Riset kolaboratif yang diinisiasi oleh Vero bersama Kadence International ini melibatkan 3.000 responden di enam negara kawasan, termasuk Indonesia, Malaysia, Filipina, Singapura, Thailand, dan Vietnam. Dalam temuan tersebut, perbankan daring memimpin tingkat kepercayaan dengan skor rata-rata 81,7, diikuti oleh pembayaran digital dengan skor 80,4. Kendati demikian, lebih dari separuh responden menegaskan komitmen mereka untuk langsung beralih ke penyedia jasa lain jika terjadi kegagalan sistem yang serius.
Menanggapi fenomena ini, Strategist Vero Indonesia, Fuad Arrasyid, menekankan pentingnya aspek transparansi dan akuntabilitas bagi perusahaan teknologi. Menurutnya, konsumen di Indonesia secara khusus menilai keandalan suatu platform berdasarkan rekam jejak yang nyata dan bagaimana perusahaan merespons sebuah krisis. Komunikasi yang jujur dinilai menjadi jembatan krusial untuk mempertahankan loyalitas pengguna di tengah pesatnya inovasi digital.
Kekhawatiran terbesar konsumen di Asia Tenggara berpusat pada isu keamanan data pribadi. Sebanyak 49,5 persen responden menempatkan penyalahgunaan data sebagai kecemasan utama mereka, disusul oleh ancaman penipuan siber. Khusus di Indonesia, reputasi nyata perusahaan jauh lebih dihargai dibanding kepatuhan formal terhadap regulasi pemerintah. Sekitar 43 persen responden lokal menyatakan bahwa rekam jejak yang bersih dan teruji menjadi indikator utama sebuah platform teknologi layak dipercaya.

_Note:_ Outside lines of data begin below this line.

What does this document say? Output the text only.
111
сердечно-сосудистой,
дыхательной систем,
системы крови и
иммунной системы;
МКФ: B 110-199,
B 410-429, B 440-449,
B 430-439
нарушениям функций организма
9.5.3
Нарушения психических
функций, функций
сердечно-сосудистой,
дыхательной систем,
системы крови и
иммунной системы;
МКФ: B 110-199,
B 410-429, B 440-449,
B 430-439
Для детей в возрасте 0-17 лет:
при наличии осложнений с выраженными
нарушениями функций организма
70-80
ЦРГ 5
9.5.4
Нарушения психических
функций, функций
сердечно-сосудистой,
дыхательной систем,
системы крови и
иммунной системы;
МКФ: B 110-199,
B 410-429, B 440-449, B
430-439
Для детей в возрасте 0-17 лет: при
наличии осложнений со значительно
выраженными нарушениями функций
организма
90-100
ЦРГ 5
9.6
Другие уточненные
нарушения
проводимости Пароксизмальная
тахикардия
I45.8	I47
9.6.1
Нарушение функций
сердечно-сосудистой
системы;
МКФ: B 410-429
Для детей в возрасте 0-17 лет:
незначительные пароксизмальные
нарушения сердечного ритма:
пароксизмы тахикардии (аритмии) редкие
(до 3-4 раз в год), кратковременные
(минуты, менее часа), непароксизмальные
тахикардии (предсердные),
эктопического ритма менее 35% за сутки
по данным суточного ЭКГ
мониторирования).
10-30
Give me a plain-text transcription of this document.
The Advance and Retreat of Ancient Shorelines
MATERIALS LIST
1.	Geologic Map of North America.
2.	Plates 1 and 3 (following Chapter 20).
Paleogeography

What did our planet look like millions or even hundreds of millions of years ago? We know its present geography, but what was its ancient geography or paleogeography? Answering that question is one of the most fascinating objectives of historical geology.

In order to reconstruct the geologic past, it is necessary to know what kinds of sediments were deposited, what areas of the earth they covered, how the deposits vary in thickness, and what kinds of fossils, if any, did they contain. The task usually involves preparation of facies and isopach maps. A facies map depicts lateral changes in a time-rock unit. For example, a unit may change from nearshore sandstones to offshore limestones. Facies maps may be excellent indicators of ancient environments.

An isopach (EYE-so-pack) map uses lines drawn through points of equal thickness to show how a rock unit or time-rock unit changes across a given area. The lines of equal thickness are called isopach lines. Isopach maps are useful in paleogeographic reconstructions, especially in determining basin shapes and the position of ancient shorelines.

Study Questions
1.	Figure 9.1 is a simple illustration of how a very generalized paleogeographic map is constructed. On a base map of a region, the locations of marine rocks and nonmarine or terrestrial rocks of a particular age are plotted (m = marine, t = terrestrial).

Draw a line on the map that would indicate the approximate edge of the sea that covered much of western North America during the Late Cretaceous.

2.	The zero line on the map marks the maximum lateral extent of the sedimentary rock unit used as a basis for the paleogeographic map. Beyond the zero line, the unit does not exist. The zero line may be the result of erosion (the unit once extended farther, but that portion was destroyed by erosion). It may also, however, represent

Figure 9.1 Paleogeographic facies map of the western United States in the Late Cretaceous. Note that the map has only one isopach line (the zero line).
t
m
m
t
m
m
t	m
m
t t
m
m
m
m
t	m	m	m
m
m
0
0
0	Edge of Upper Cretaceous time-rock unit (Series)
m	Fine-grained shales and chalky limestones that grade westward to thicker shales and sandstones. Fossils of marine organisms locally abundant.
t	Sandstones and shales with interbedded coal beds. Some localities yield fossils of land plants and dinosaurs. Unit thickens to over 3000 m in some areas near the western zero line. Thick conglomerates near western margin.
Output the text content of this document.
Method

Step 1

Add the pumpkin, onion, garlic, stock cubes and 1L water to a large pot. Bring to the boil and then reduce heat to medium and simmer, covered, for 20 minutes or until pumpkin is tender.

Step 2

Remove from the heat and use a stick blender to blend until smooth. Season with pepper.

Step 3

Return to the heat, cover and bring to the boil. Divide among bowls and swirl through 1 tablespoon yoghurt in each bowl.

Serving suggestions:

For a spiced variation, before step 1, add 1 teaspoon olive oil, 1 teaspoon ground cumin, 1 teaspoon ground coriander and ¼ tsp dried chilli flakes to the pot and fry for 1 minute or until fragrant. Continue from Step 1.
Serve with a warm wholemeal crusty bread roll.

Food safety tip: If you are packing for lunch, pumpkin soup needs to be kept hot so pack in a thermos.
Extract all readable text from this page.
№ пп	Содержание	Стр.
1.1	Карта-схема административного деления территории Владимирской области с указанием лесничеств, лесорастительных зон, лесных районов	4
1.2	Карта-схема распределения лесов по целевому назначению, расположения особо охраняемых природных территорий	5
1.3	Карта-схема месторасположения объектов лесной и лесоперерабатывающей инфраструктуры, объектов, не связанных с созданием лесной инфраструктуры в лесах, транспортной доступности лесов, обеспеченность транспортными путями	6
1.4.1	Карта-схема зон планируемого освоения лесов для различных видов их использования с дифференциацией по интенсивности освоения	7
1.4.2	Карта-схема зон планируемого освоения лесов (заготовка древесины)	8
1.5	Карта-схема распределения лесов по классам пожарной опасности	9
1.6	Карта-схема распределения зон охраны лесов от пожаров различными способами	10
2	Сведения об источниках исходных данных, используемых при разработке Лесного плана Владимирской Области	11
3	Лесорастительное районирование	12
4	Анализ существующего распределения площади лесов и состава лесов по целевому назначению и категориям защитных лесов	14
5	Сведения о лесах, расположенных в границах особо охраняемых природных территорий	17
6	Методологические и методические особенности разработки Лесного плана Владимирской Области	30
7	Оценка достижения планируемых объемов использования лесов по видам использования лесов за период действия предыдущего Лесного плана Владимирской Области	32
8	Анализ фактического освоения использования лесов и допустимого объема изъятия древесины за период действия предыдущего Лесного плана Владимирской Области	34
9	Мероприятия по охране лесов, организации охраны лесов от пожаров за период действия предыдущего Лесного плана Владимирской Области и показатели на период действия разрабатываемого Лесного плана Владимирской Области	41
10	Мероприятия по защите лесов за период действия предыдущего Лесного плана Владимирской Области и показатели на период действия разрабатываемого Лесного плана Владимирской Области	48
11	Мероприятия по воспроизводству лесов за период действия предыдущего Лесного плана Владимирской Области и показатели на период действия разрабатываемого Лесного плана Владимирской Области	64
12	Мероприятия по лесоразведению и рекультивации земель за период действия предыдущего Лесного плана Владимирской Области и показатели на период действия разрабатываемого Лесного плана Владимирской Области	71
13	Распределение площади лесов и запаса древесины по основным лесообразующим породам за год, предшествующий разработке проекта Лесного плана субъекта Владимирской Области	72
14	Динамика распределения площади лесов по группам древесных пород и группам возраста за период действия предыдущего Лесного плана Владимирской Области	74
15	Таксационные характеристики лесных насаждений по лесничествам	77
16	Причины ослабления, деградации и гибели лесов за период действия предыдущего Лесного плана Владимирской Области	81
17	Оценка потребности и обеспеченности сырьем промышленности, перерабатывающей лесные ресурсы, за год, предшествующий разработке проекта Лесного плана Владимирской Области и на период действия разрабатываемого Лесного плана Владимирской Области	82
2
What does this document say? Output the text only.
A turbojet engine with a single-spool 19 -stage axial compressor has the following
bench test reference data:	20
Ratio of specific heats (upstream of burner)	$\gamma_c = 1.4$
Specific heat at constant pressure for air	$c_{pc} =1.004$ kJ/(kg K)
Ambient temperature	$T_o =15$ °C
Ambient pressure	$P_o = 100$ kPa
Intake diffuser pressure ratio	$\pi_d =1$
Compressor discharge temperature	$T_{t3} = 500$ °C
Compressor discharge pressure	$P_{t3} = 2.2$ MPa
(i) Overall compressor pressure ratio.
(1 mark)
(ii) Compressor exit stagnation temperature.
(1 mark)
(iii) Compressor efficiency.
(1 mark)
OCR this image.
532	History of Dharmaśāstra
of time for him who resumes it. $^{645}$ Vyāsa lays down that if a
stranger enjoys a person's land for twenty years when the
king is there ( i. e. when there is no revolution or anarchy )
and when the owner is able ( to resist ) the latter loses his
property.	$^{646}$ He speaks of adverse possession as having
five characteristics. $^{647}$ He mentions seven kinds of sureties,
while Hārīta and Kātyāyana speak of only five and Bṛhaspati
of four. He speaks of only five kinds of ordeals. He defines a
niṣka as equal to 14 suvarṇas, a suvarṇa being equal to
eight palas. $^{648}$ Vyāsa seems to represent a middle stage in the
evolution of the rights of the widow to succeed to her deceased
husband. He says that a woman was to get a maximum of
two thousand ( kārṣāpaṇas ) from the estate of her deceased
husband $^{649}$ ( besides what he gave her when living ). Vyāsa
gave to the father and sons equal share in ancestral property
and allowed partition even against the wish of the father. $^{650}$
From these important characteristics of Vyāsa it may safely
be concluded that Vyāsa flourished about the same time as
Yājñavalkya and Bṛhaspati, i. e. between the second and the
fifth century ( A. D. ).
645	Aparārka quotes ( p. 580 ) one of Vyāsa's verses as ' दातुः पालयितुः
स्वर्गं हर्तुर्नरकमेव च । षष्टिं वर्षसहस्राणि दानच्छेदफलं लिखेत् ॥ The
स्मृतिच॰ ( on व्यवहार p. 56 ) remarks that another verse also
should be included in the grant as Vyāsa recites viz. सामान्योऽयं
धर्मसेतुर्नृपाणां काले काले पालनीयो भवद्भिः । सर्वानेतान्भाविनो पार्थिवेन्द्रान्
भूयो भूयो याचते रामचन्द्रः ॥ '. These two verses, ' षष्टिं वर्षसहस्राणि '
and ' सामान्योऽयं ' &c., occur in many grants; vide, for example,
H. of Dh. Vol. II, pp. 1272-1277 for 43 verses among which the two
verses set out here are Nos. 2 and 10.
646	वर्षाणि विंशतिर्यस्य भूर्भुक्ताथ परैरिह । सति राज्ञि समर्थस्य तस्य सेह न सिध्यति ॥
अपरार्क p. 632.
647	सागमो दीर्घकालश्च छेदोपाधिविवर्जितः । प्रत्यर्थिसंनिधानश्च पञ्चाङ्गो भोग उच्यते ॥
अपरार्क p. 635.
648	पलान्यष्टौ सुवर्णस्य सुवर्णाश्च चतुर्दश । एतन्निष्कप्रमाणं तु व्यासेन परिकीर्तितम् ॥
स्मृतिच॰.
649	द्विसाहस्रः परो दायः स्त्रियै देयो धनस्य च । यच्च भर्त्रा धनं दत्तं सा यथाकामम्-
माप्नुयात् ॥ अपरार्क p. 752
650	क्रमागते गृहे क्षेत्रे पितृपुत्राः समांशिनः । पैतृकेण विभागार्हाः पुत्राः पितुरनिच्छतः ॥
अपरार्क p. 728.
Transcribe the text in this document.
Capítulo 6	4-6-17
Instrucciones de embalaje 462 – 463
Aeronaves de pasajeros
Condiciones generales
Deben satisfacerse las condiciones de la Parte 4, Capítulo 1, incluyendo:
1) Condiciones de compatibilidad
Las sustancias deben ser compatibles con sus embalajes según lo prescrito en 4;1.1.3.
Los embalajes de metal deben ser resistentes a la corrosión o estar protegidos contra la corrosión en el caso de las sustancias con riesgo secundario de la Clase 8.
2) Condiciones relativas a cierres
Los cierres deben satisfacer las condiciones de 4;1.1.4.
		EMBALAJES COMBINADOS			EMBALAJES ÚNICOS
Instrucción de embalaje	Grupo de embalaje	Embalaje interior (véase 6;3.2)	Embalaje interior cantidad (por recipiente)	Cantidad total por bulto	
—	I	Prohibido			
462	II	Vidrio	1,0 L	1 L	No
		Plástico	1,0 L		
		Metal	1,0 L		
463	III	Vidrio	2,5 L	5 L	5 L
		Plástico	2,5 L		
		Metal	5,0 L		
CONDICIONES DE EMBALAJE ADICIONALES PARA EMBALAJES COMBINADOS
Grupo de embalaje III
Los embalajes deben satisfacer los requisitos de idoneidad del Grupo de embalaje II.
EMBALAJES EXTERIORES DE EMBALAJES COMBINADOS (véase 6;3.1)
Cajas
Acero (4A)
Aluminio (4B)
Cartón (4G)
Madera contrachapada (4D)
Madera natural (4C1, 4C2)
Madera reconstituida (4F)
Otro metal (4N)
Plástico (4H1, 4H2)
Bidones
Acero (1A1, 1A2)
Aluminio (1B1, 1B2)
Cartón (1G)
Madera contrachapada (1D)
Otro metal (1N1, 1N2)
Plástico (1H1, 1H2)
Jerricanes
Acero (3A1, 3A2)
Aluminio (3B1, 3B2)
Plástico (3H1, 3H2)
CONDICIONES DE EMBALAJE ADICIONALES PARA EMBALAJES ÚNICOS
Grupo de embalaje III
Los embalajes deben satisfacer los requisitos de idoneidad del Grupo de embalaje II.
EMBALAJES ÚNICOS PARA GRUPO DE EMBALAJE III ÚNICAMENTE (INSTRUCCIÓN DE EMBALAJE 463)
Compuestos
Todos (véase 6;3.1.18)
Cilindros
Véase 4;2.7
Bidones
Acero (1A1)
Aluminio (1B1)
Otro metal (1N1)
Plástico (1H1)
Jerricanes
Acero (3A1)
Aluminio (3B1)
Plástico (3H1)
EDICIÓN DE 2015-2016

Studi ini juga menemukan anomali menarik terkait hubungan antara frekuensi penggunaan dan tingkat kepercayaan. Media sosial, yang mencatat angka penggunaan harian tertinggi di Asia Tenggara, justru menempati posisi juru kunci dalam hal kepercayaan publik. Kondisi ini berbanding terbalik dengan sektor perbankan dan pembayaran digital yang berhasil mengawinkan tingkat penggunaan tinggi dengan reputasi keamanan yang kuat, meskipun dengan konsekuensi tuntutan performa tanpa celah.